Os problemas do sistema de saúde brasileiro são crônicos. Há décadas as justificativas para uma saúde muito aquém da que deveria ser proporcionada à população são recorrentes. Todos, sem exceção, reivindicam mais recursos.
No entanto, se analisarmos os números do setor, percebemos que o maior problema da saúde não está apenas na escassez de recursos financeiros, mas no desperdício, que corrói valores exorbitantes dos cofres do sistema.
O financiamento adequado dos sistemas de saúde é fundamental, mas antes de associar os problemas de saúde à falta de investimento, precisamos encontrar alternativas para aperfeiçoar os recursos já existentes. Isso pode ser feito por meio de melhores práticas de gestão, mais incentivos e políticas mais favoráveis ao desenvolvimento do país, evitando, inclusive, práticas de corrupção – que hoje tem impacto gigantesco para todos os setores da economia, especialmente a saúde.
De acordo com o relatório “O Financiamento da Cobertura Universal”, da Organização Mundial da Saúde (OMS), entre 20% e 40% de todos os gastos em saúde são desperdiçados por ineficiência. Ainda segundo a OMS, apenas nos países desenvolvidos, a fraude e outras formas de desperdícios podem representar um custo estimado de US$ 12 bilhões a US$ 23 bilhões de dólares por ano para os governos.
Já dados da Rede Europeia para a Fraude e Corrupção na Saúde demonstram que dos US$ 5,3 trilhões das despesas globais em saúde, aproximadamente US$ 300 bilhões são perdidos para os erros e para a corrupção.
No Brasil, as pesquisas que antecederam as eleições presidenciais de 2014 apontaram a saúde como o principal problema na percepção dos eleitores. Ainda assim, pouco se ouviu dos postulantes à Presidência propostas para a principal queixa dos brasileiros. Quando muito, surgiram promessas de mais médicos, mais unidades de saúde, mais investimentos etc. A população está cansada de tantos “mais” que não surtem bons resultados. Talvez, propor “menos desperdício e corrupção” mudaria esse cenário devastador
O setor de saúde, pela complexidade e natureza das relações, muitas vezes vê-se envolvido em práticas prejudiciais aos seus objetivos finais. O modelo de remuneração atual, por exemplo, possui uma lógica que privilegia uma relação de custo-benefício perversa. Essa realidade precisa ser revista, e a melhoria na qualidade e na eficiência hospitalar, responsáveis por cerca de 50% das despesas de saúde de um país, são medidas urgentes. Precisamos também adotar políticas de incorporação tecnológica mais consistentes, baseadas em evidencias científicas e boas práticas assistenciais.
Não há dúvidas que os efeitos da corrupção são extremamente maléficos para a qualidade da gestão dos recursos destinados à saúde. No entanto, para combater o câncer, é preciso rever o excesso de burocracia e fragmentação no financiamento e na organização do sistema do país. A regulamentação excessiva e o desestimulo ao investimento privado acabam incitando os desvios de conduta como únicos meios para facilitar a circulação dos recursos, o número de projetos de investimentos e o crescimento econômico.

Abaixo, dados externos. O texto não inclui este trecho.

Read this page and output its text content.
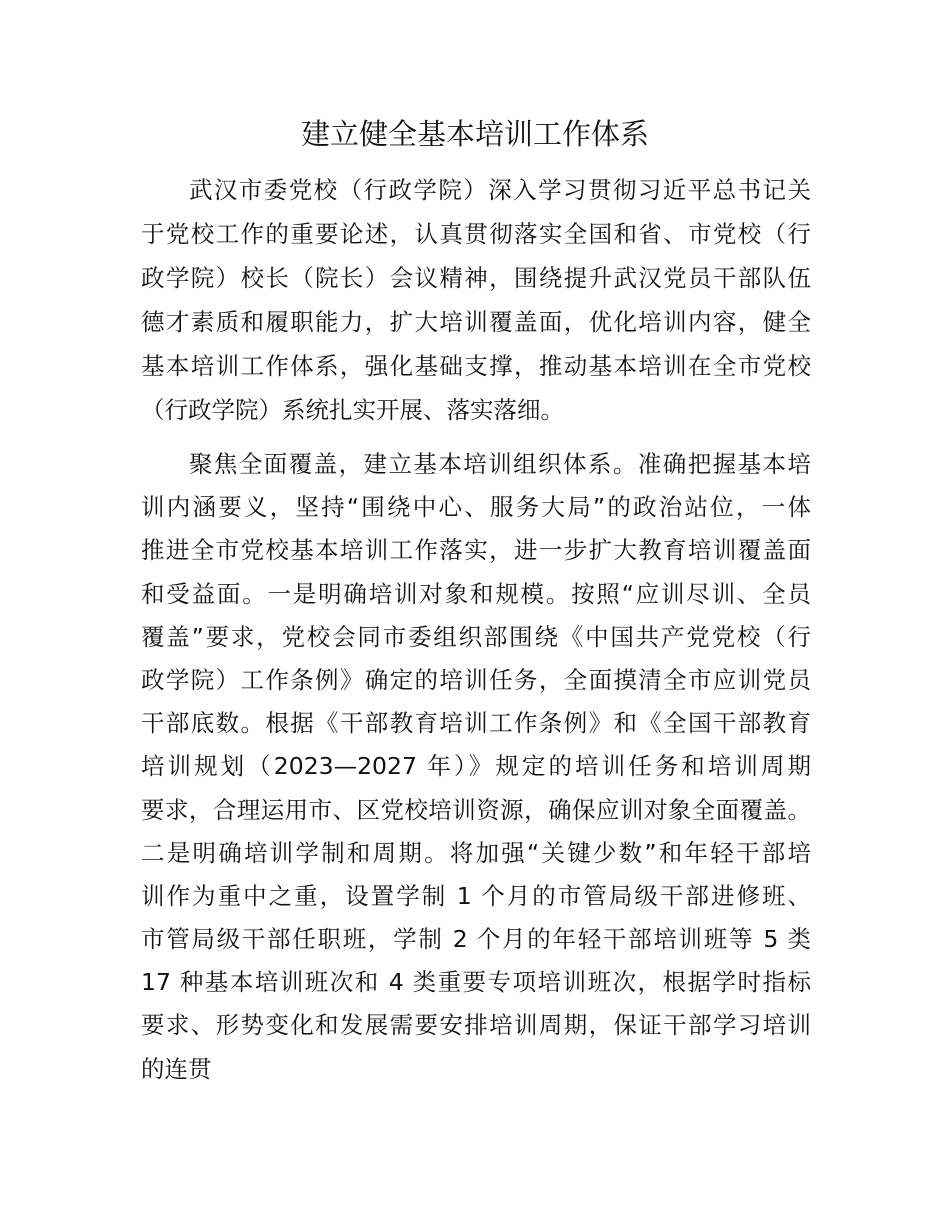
建立健全基本培训工作体系
武汉市委党校（行政学院）深入学习贯彻习近平总书记关
于党校工作的重要论述，认真贯彻落实全国和省、市党校（行
政学院）校长（院长）会议精神，围绕提升武汉党员干部队伍
德才素质和履职能力，扩大培训覆盖面，优化培训内容，健全
基本培训工作体系，强化基础支撑，推动基本培训在全市党校
（行政学院）系统扎实开展、落实落细。
聚焦全面覆盖，建立基本培训组织体系。准确把握基本培
训内涵要义，坚持“围绕中心、服务大局”的政治站位，一体
推进全市党校基本培训工作落实，进一步扩大教育培训覆盖面
和受益面。一是明确培训对象和规模。按照“应训尽训、全员
覆盖”要求，党校会同市委组织部围绕《中国共产党党校（行
政学院）工作条例》确定的培训任务，全面摸清全市应训党员
干部底数。根据《干部教育培训工作条例》和《全国干部教育
培训规划（2023—2027 年）》规定的培训任务和培训周期
要求，合理运用市、区党校培训资源，确保应训对象全面覆盖。
二是明确培训学制和周期。将加强“关键少数”和年轻干部培
训作为重中之重，设置学制 1 个月的市管局级干部进修班、
市管局级干部任职班，学制 2 个月的年轻干部培训班等 5 类
17 种基本培训班次和 4 类重要专项培训班次，根据学时指标
要求、形势变化和发展需要安排培训周期，保证干部学习培训
的连贯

Vale enfatizar ainda que a corrupção é vista pelos investimentos privados e pelas autoridades públicas, comprometidas com padrões éticos de gestão, como um custo adicional que pode reduzir, ou mesmo desestimular, a implementação de projetos de investimentos.
No cenário global, o mercado tem adotado, com cada vez mais frequência, regras de conduta para orientar as suas atividades, evitando práticas não adequadas. Essa tendência também pode ser observada no Brasil. Melhorar a regulamentação e a governança – incluindo fortes mercados para sanção – e monitorar adequadamente a despesa pública apresentam-se como aliados importantes para estimular o setor de saúde brasileiro, público e privado, na adoção de códigos de conduta.
O desperdício e a corrupção devem ser sempre combatidos, em função de seus efeitos danosos sobre a produção, o investimento privado, a composição dos gastos públicos e a eficiência das políticas governamentais.
Além das iniciativas já citadas para um mercado mais transparente e atrativo para investimento, poderíamos citar também a implantação de políticas para eliminar as despesas desnecessárias com medicamentos (que representam em torno de 30% das despesas em saúde), além de melhoria de controle de qualidade dos medicamentos.
O Brasil vive um momento especialmente particular. Apesar dos mecanismos de fiscalização e combate à corrupção consolidados, o país ainda possui estruturas que favorecem a prática desse tipo de ilegalidade. Essa evidencia pode ser constatada nas movimentações recentes.
Apesar de trágico para a economia, os últimos acontecimentos demonstram que hoje há mecanismos que podem trazer à tona atividades ilícitas recorrentes, e esse é o principal indicativo de que finalmente estamos no caminho da intolerância para práticas que prejudicam o desenvolvimento do país.